Hives and angioedema are related because they are similar reactions to the same basic cause, a release in the skin of chemicals including called histamine. In most cases, histamine is and these other chemicals are a byproduct of the body’s specialized mast cells as they go about their job of destroying allergens, which are any substances that cause allergic reactions. Fighting allergens is not the only way that histamine is produced, however. Irritation caused by sunlight, some medications, and unknown sources can make mast cells release histamine, too.

Whatever the reason for its release, histamine produces hives and angioedema by dilating the small blood vessels in the skin and causing fluid to leak from them. This in turn generates swelling. It also can stimulate gastric acid secretion and cause certain smooth muscles to contract.

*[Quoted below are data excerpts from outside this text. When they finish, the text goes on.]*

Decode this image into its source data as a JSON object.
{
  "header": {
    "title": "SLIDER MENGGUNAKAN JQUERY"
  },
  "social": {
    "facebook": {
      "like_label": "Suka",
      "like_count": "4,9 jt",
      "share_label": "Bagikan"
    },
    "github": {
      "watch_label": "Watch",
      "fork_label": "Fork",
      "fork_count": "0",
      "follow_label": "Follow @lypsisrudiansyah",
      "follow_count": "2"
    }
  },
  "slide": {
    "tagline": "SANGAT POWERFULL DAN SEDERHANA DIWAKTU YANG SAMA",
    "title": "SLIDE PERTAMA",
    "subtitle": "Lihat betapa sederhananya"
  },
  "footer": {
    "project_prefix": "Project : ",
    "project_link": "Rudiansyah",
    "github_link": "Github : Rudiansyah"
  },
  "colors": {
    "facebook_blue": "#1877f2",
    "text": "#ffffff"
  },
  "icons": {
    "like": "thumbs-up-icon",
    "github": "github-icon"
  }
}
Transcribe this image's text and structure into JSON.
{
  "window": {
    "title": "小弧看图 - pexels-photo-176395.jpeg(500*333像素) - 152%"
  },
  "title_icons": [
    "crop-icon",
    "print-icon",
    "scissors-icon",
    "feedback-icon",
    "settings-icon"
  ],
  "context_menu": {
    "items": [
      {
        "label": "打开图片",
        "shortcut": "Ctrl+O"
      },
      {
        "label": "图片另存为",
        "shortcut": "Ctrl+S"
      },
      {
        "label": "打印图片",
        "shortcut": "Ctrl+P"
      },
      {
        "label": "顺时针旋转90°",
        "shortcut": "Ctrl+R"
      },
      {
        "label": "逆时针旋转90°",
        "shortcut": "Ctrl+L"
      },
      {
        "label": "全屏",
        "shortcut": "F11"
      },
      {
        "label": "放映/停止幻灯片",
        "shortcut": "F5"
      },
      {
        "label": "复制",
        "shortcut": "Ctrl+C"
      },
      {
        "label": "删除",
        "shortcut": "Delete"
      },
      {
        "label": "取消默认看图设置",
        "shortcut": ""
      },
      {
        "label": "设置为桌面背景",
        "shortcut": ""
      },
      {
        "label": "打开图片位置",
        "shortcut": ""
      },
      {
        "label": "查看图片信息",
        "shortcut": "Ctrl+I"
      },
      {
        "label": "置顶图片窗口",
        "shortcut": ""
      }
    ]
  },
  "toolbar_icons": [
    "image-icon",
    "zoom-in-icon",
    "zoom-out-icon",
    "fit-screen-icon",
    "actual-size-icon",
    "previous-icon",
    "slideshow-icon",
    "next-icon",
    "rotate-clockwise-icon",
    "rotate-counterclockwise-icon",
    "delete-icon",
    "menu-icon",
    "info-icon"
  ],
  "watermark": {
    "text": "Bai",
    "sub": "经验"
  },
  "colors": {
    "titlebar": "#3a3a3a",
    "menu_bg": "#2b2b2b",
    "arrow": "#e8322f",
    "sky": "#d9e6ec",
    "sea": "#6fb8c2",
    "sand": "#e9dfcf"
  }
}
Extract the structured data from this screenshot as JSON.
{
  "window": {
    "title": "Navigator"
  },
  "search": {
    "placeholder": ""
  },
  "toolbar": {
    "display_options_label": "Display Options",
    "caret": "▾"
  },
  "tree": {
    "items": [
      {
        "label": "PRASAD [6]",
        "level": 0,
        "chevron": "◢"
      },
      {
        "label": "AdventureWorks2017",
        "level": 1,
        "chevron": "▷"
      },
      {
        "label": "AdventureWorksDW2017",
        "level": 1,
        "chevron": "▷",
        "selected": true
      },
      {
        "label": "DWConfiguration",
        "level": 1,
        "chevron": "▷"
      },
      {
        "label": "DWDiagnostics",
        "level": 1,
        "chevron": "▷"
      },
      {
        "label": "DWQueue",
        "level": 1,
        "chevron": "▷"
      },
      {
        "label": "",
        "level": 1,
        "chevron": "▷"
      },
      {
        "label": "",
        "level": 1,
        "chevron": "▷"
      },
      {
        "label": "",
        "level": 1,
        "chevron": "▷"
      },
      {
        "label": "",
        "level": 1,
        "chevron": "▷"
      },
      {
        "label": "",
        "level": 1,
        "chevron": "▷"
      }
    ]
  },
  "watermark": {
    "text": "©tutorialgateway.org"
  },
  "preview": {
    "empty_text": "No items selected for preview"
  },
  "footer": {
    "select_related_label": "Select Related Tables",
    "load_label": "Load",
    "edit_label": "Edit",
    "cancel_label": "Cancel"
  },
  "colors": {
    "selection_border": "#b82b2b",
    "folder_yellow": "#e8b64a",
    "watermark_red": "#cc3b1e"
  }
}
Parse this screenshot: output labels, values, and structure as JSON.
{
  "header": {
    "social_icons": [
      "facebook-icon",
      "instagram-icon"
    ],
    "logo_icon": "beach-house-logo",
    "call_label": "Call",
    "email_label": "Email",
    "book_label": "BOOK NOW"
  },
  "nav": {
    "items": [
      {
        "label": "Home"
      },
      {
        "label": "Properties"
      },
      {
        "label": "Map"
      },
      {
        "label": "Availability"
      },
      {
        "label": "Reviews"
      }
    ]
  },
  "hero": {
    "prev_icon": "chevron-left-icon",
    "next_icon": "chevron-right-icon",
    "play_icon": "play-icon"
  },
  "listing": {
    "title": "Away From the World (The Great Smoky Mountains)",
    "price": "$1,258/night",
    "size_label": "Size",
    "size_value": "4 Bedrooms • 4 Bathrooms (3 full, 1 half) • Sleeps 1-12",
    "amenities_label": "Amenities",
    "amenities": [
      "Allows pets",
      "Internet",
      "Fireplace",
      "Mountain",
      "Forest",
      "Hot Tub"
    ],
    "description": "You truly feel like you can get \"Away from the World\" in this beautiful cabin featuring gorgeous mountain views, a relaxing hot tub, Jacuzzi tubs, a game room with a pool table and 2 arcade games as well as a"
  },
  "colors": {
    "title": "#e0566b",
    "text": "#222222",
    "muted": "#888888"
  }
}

Hives—or more technically, urticaria—are pale red welts that can appear anywhere on the body in splotches as small as a pencil eraser and as large as a dinner plate. These splotches sometimes join together to form larger areas known as plaques. Whether large or small, hives and plaques often fade within a few hours, but can last up to a day or longer.

In general, angioedema lasts longer than urticaria, but the swelling usually goes away within 24 hours. Symptoms include deep swelling around the eyes and lips, and sometimes swelling of the genitals, hands, and feet. Occasionally, severe and prolonged swelling of the tissue can be disfiguring. In rare instances, angioedema of the throat, tongue, or lungs can block the airways, making breathing difficult and potentially endangering the life of the victim.

Types of urticaria and angioedema

Doctors usually classify hives and angioedema according to the following categories:

  • Acute urticaria is a case of hives that lasts less than 6 weeks. The most common causes are foods, medications, latex, or infections, but insect bites and internal disease can be responsible too. The most common foods that trigger hives are nuts, fish, tomatoes, and fresh berries. Medications that can cause hives and angioedema include aspirin, other nonsteroidal anti-inflammatory medications such as ibuprofen, high-blood-pressure medications (ACE inhibitors), and painkillers such as codeine.
  • Chronic urticaria and angioedema lasts more than 6 weeks. The cause of this type of reaction tends to be much more difficult to identify than the cause of the acute kind. For this reason, it is often not found. In fact, the cause of chronic urticaria remains unknown in more than 80% of cases.
  • Physical urticaria is a case of hives caused by direct physical stimulation of the skin from exposure to cold, heat, sun, vibration, pressure, sweating, exercise, and other sources. These hives usually occur at the site of the stimulation and rarely appear elsewhere. Most of outbreaks in this class appear within 1 hour after exposure.